Overall the Air Force has achieved goals from the fiscal 2014 force management initiatives in terms of sizing and shaping the Air Force to meet DOD strategic and budgetary guidance. As a result, all open voluntary force management program windows will close effective Nov. 30.
In closing the fiscal 2014 force management programs, the Air Force had 19,833 Airmen who separated or retired under one of the various programs. Of these, nearly 70 percent or 13,704 did so through voluntary force management programs.
“Although the majority of our Airmen made the decision to separate or retire voluntarily during our reductions,” Cox said, “we lost a significant number of talented, trained Airmen who have and would have continued to make valuable contributions to our Air Force had we not otherwise had to make difficult budget decisions.”
In fiscal 2014, the Air Force approved more than 13,700 applications for voluntary separation or retirement through a combination of programs. Both monetary and non-monetary incentives were available, including the use of the temporary early retirement authority, voluntary separation pay incentives, limited active-duty service commitment waivers, time-in-grade waivers, enhanced Palace Chase, and the Officer 10-8 Commission Waiver Program.
Voluntary programs resulted in:
A total of 3,210 officers and 10,494 enlisted Airmen retirements and separations;
538 officers and 2,507 enlisted Airmen approved for TERA;
1,107 officers and 3,422 enlisted Airmen approved for VSP; and
1,565 officers and 4,565 enlisted Airmen retirements and separations were approved through non-monetary incentives.
Additionally, since July 2013, more than 1,500 Airmen have made the commitment to continue their service in the Air Force Reserve or Air National Guard.
In early 2014, Air Force leaders decided to bolster manning for nuclear-related career fields. This action, coupled with approved voluntary applications, non-force management related retirements and separations and other adjustments to force structure resulted in significant reductions in the number of Airmen eligible to meet involuntary boards. The number of officer and enlisted Airmen eligible for involuntary programs was significantly reduced from almost 98,000 in January to approximately 16,800, who were ultimately considered for involuntary separation programs.
Involuntary officer programs resulted in:
5,072 officers meeting selective early retirement boards, enhanced selective early retirement boards, force shaping boards and the reduction in force boards;
462 officers were selected for early retirement;
568 officers were selected for separation.

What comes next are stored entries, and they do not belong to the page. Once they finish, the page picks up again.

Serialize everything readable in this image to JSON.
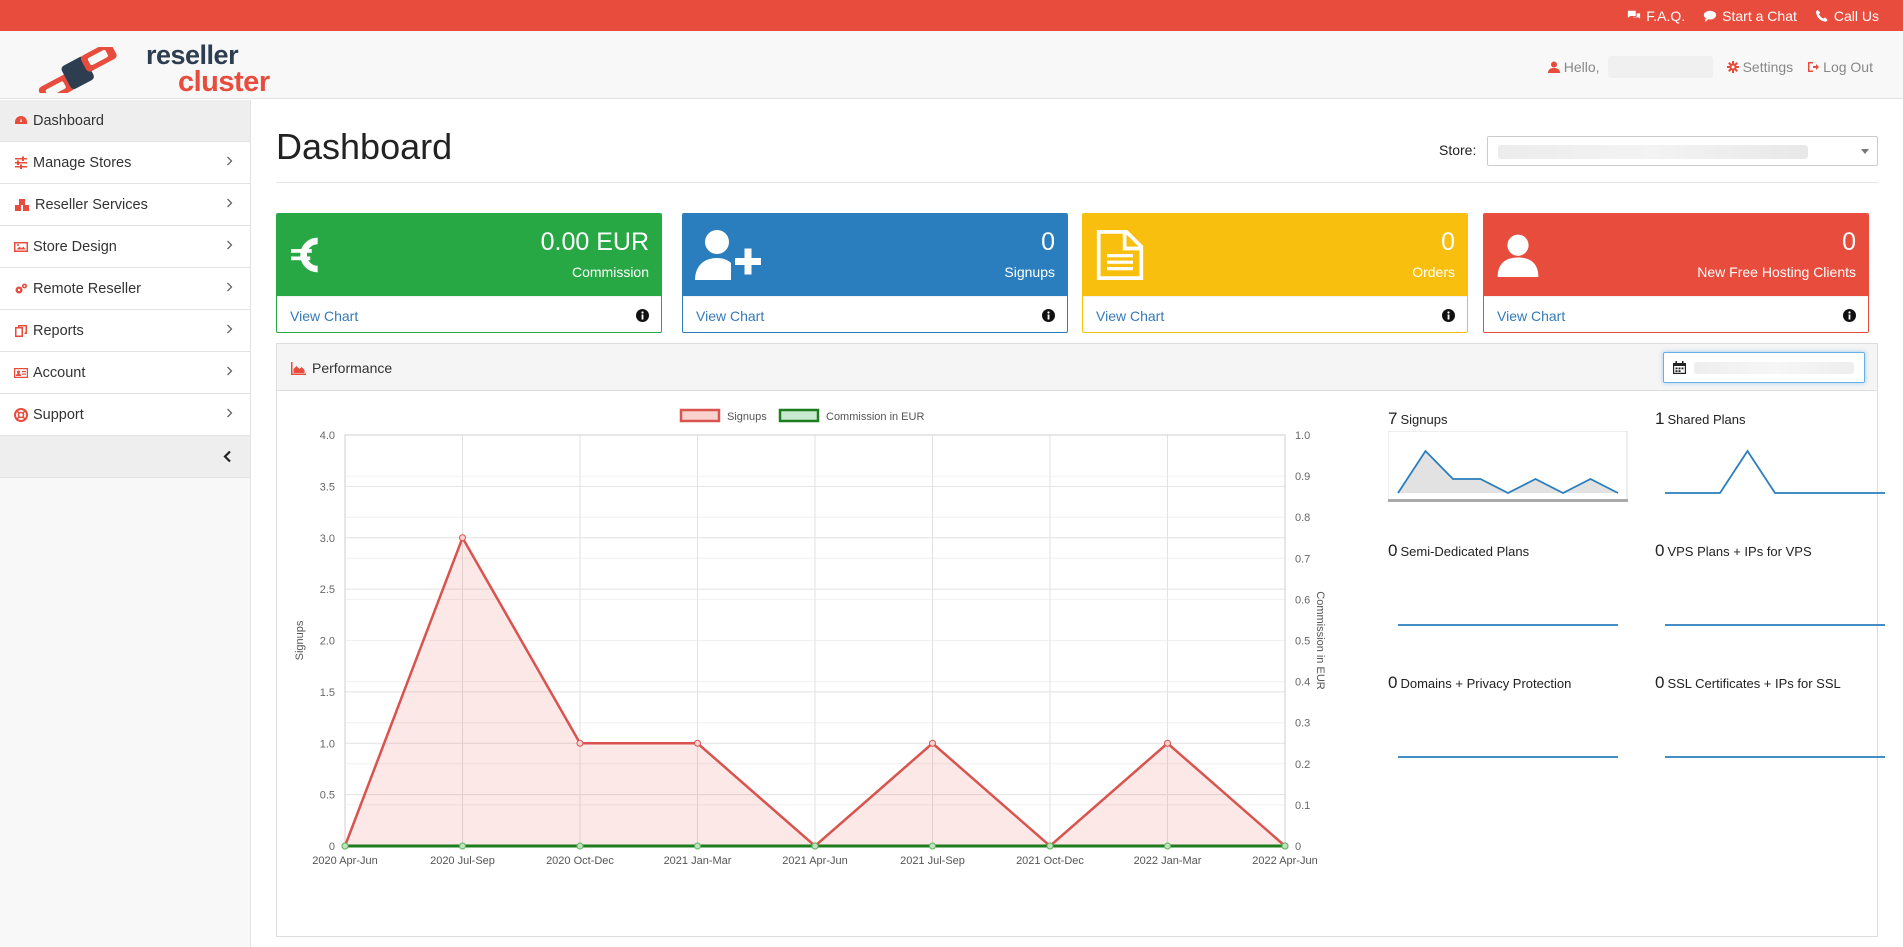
{
  "topbar": {
    "faq": "F.A.Q.",
    "chat": "Start a Chat",
    "call": "Call Us"
  },
  "logo": {
    "line1": "reseller",
    "line2": "cluster"
  },
  "header": {
    "hello": "Hello,",
    "settings": "Settings",
    "logout": "Log Out"
  },
  "sidebar": {
    "items": [
      {
        "label": "Dashboard",
        "icon": "dashboard-icon"
      },
      {
        "label": "Manage Stores",
        "icon": "sliders-icon"
      },
      {
        "label": "Reseller Services",
        "icon": "cubes-icon"
      },
      {
        "label": "Store Design",
        "icon": "image-icon"
      },
      {
        "label": "Remote Reseller",
        "icon": "cogs-icon"
      },
      {
        "label": "Reports",
        "icon": "reports-icon"
      },
      {
        "label": "Account",
        "icon": "id-card-icon"
      },
      {
        "label": "Support",
        "icon": "life-ring-icon"
      }
    ]
  },
  "page": {
    "title": "Dashboard",
    "store_label": "Store:"
  },
  "cards": [
    {
      "value": "0.00 EUR",
      "label": "Commission",
      "link": "View Chart",
      "color": "#28a745",
      "icon": "euro-icon"
    },
    {
      "value": "0",
      "label": "Signups",
      "link": "View Chart",
      "color": "#2a7ebd",
      "icon": "user-plus-icon"
    },
    {
      "value": "0",
      "label": "Orders",
      "link": "View Chart",
      "color": "#f9bf0f",
      "icon": "file-icon"
    },
    {
      "value": "0",
      "label": "New Free Hosting Clients",
      "link": "View Chart",
      "color": "#e74c3c",
      "icon": "user-icon"
    }
  ],
  "performance": {
    "title": "Performance"
  },
  "chart_data": {
    "type": "line",
    "categories": [
      "2020 Apr-Jun",
      "2020 Jul-Sep",
      "2020 Oct-Dec",
      "2021 Jan-Mar",
      "2021 Apr-Jun",
      "2021 Jul-Sep",
      "2021 Oct-Dec",
      "2022 Jan-Mar",
      "2022 Apr-Jun"
    ],
    "series": [
      {
        "name": "Signups",
        "values": [
          0,
          3,
          1,
          1,
          0,
          1,
          0,
          1,
          0
        ],
        "axis": "left",
        "color": "#d9534f",
        "fill": "rgba(231,76,60,0.13)"
      },
      {
        "name": "Commission in EUR",
        "values": [
          0,
          0,
          0,
          0,
          0,
          0,
          0,
          0,
          0
        ],
        "axis": "right",
        "color": "#1e7d1e",
        "fill": "rgba(40,167,69,0.15)"
      }
    ],
    "ylabel": "Signups",
    "y2label": "Commission in EUR",
    "ylim": [
      0,
      4
    ],
    "y2lim": [
      0,
      1
    ],
    "yticks": [
      "0",
      "0.5",
      "1.0",
      "1.5",
      "2.0",
      "2.5",
      "3.0",
      "3.5",
      "4.0"
    ],
    "y2ticks": [
      "0",
      "0.1",
      "0.2",
      "0.3",
      "0.4",
      "0.5",
      "0.6",
      "0.7",
      "0.8",
      "0.9",
      "1.0"
    ],
    "legend": "top",
    "grid": true
  },
  "sparklines": [
    {
      "count": "7",
      "label": "Signups",
      "values": [
        0,
        3,
        1,
        1,
        0,
        1,
        0,
        1,
        0
      ],
      "filled": true
    },
    {
      "count": "1",
      "label": "Shared Plans",
      "values": [
        0,
        0,
        0,
        1,
        0,
        0,
        0,
        0,
        0
      ],
      "filled": false
    },
    {
      "count": "0",
      "label": "Semi-Dedicated Plans",
      "values": [
        0,
        0,
        0,
        0,
        0,
        0,
        0,
        0,
        0
      ],
      "filled": false
    },
    {
      "count": "0",
      "label": "VPS Plans + IPs for VPS",
      "values": [
        0,
        0,
        0,
        0,
        0,
        0,
        0,
        0,
        0
      ],
      "filled": false
    },
    {
      "count": "0",
      "label": "Domains + Privacy Protection",
      "values": [
        0,
        0,
        0,
        0,
        0,
        0,
        0,
        0,
        0
      ],
      "filled": false
    },
    {
      "count": "0",
      "label": "SSL Certificates + IPs for SSL",
      "values": [
        0,
        0,
        0,
        0,
        0,
        0,
        0,
        0,
        0
      ],
      "filled": false
    }
  ]
}
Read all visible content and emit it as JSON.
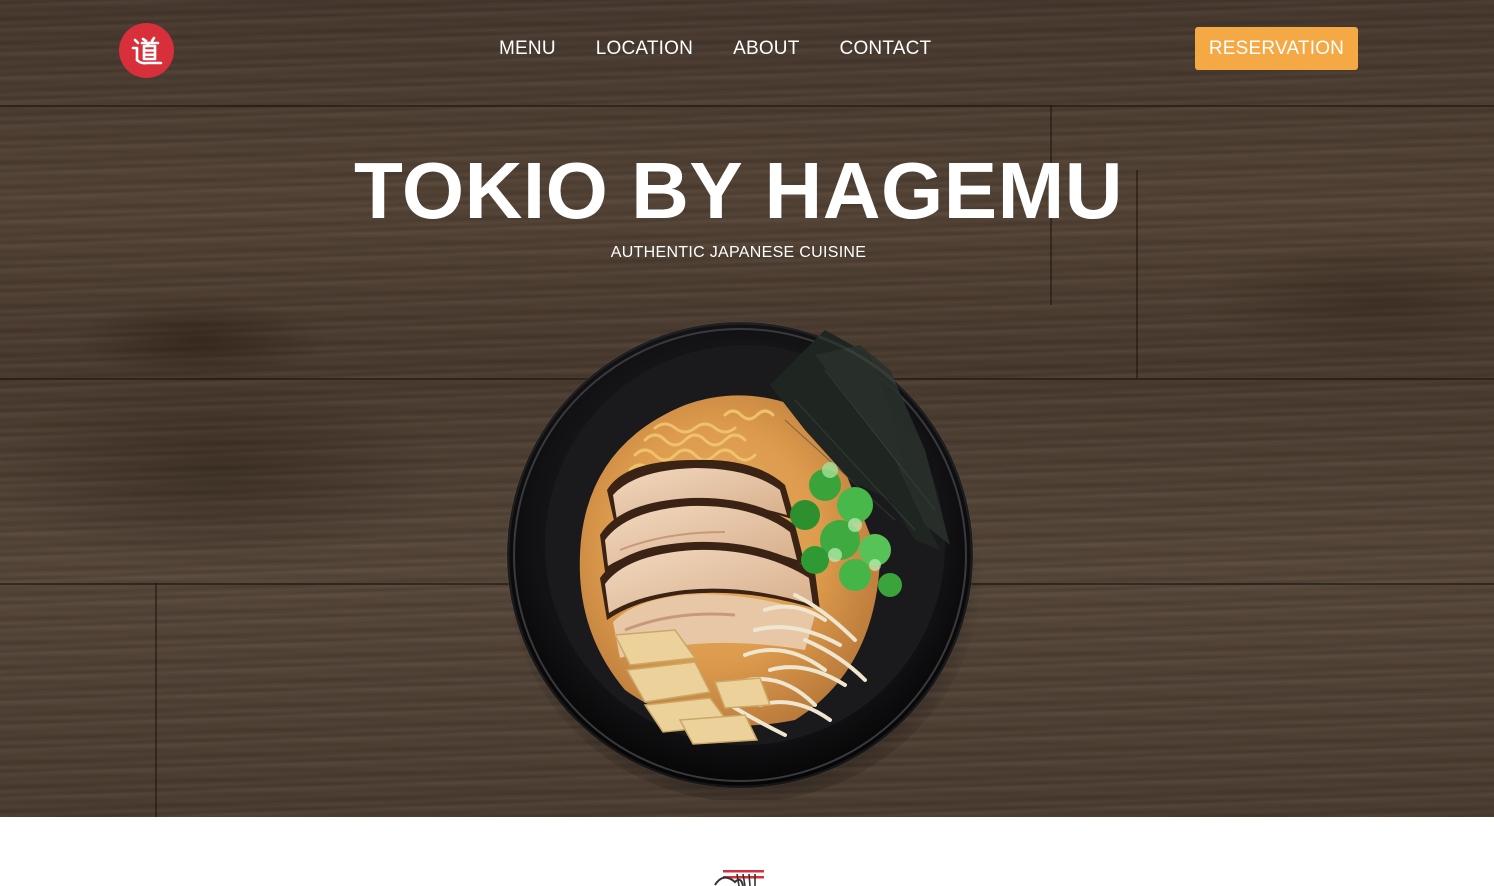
{
  "brand": {
    "logo_icon": "kanji-seal-logo",
    "logo_color": "#d7303a",
    "logo_glyph": "道"
  },
  "nav": {
    "items": [
      {
        "label": "MENU"
      },
      {
        "label": "LOCATION"
      },
      {
        "label": "ABOUT"
      },
      {
        "label": "CONTACT"
      }
    ]
  },
  "reservation": {
    "label": "RESERVATION",
    "color": "#f5a945"
  },
  "hero": {
    "title": "TOKIO BY HAGEMU",
    "subtitle": "AUTHENTIC JAPANESE CUISINE",
    "image": "ramen-bowl",
    "background": "dark-wood"
  },
  "section": {
    "icon": "noodle-bowl-icon"
  }
}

Involuntary enlisted programs resulted in:
11,726 enlisted personnel eligible for date of separation (DOS) rollback, quality force review board (QFRB) and enlisted retention boards (ERBs);
143 enlisted Airmen separated under DOS rollback;
3,535 not selected for retention by the QFRB; and
1,421 not selected for retention under the ERBs.
Ultimately the voluntary and quality based programs reduced the numbers of involuntarily separated officer and enlisted Airmen to 5 and 7 percent of the total reductions, respectively.
“Reductions of this magnitude are never easy,” Cox said. “We recognize and appreciate the tough decisions made by those Airmen and families who were personally impacted, as well as the supervisors and commanders charged with seeing these processes through. Our obligation at this point has been and will continue to be to do everything possible to assist our Airmen in their transition from active duty to the Reserve, (Air Guard) or civilian sector.”
The Air Force is currently in the process of determining what, if any, fiscal 2015 force management programs will be required and will make a formal announcement in the coming weeks.